What I learned watching a principal engineer restore a service in less than 10 minutes while I was still setting up my local test environment

I’ll never forget the incident that changed how I think about handling high-severity incidents in production. I was 3 months into a new role and shadowing the primary on-call engineer. Multiple alerts started to fire indicating an increase in errors related to data ingestion/indexing of a service my team managed. The primary posted in a company-wide Slack channel notifying folks that something was awry and could be customer-impacting.
My engineering instincts kicked in immediately; I wanted to find the root cause of the problem. I pulled up the error logs, started tracing the stack, and began spinning up my local environment to step through the code. I was going to find this bug, write a fix, and be the hero that saved the day. That’s what good engineers do, right?
Meanwhile, a principal engineer I deeply admired entered the incident Slack channel and took a completely different approach. I started explaining where I thought the problematic code might be based on my limited experience.
While he was courteous, he didn’t want to go deeper into the codebase at that moment. Instead, he:
1. Asked the support team whether we had a status page up to inform customers about the impact.
2. Pulled up our deployment dashboard and cross-referenced recent changes with the error spike.
3. Found a correlation with a deploy from earlier in the day.
4. Executed a rollback to the last known stable version
From the time he entered the incident channel to service restoration was < 10 minutes. I was still running git blame and stepping through my debugger.
That incident taught me something important: mitigation speed is more important than a root-cause fix for customers. The fundamental fixes can come later. First, you stop the bleeding. Every minute of degraded performance or downtime is additional loss of customer trust. Customers will leave your platform and acquiring new ones is much more expensive.
There’s a lot to be said about what should happen to prevent incidents from happening in the first place, but once they occur mitigation and communication should be the focus. You need multiple people to make sure things like customer communication, mitigation, and impact analysis can all happen in parallel. Don’t focus on root-cause analysis until the temperature dies down and customers are no longer experiencing immediate pain.
Multiple people/roles can help to reduce MTTR (mean-time-to-resolution) by working in parallel.
- Incident Commander — this person ensures the right people and resources are available and coordinates across all them.
- Internal Communications — this person should be relaying information to internal stakeholders from engineering to support to leadership. This gives everyone timely updates while allowing others to focus on problem solving.
- External Communications — this person updates public status pages and also communicates with customers who are submitting support tickets.
- Primary on-call engineer — this person is an engineer who is focused on mitigating the issue as quickly as possible. They should set up a live video call for others to join so that communications can be updated without taking focus off of mitigation.
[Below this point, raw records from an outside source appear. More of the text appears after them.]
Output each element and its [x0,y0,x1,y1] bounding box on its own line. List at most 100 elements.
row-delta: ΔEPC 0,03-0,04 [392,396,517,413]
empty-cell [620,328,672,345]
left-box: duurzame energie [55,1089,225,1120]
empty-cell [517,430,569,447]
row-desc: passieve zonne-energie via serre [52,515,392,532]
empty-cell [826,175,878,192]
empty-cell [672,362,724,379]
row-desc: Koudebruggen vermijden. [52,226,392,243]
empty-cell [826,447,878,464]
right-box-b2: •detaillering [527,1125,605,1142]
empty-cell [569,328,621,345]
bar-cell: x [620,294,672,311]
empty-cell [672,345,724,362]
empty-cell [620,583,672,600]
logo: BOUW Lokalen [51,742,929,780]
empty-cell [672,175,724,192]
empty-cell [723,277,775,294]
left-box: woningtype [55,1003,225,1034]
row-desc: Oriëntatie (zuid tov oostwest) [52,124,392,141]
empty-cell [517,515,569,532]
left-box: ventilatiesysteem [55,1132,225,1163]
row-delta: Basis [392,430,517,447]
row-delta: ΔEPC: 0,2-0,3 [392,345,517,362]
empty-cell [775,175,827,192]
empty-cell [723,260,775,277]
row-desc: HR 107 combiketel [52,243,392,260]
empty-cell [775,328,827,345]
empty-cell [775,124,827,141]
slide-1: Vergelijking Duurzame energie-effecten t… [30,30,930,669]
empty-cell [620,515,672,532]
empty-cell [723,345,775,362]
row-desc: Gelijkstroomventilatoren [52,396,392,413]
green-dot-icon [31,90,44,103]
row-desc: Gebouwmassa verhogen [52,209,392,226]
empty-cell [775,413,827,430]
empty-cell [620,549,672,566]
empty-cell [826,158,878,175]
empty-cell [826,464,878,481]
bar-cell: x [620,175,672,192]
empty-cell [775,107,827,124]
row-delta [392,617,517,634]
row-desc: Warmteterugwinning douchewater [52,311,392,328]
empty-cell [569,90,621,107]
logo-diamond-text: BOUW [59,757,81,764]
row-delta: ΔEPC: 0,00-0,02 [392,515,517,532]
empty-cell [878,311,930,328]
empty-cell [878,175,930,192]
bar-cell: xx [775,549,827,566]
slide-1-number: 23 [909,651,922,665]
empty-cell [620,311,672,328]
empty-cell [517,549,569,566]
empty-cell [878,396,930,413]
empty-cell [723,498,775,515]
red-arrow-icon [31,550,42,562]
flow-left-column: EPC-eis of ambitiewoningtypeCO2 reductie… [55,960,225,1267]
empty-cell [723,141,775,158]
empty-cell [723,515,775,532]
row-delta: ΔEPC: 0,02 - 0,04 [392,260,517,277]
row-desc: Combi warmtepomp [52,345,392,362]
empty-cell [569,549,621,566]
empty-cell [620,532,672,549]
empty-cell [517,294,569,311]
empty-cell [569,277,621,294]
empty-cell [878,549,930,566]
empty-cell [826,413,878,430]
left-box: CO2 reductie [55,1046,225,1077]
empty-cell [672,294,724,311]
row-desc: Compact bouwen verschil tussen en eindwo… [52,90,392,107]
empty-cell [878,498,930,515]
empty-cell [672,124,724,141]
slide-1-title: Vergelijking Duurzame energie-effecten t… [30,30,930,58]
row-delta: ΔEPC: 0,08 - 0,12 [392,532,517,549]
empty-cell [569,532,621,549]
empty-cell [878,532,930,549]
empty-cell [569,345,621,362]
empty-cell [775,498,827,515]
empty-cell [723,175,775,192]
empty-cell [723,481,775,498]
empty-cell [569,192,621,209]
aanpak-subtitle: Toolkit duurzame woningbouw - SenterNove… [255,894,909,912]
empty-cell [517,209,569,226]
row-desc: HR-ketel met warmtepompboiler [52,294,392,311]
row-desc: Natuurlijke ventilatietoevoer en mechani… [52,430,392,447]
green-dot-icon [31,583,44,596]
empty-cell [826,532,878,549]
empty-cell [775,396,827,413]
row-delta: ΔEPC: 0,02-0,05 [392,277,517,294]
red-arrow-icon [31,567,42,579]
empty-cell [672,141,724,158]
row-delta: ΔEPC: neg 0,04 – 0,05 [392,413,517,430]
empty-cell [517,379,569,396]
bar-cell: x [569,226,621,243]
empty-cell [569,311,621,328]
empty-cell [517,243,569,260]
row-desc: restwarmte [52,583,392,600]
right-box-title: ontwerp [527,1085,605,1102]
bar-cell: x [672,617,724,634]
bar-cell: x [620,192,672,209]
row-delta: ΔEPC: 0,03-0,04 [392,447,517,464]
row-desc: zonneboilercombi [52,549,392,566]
- Secondary on-call engineer(s) — this may be multiple people, depending on the scope and impact of the incident. These engineers should support the primary engineer asynchronously or on the live video call. Think of this as a pair-programming exercise where speed is of critical importance but an extra pair of eyes is crucial for various CLI commands, deployments, etc.
Rolling back code isn’t always the solution to a problem. But focusing on short-term mitigations should be when time is of the essence.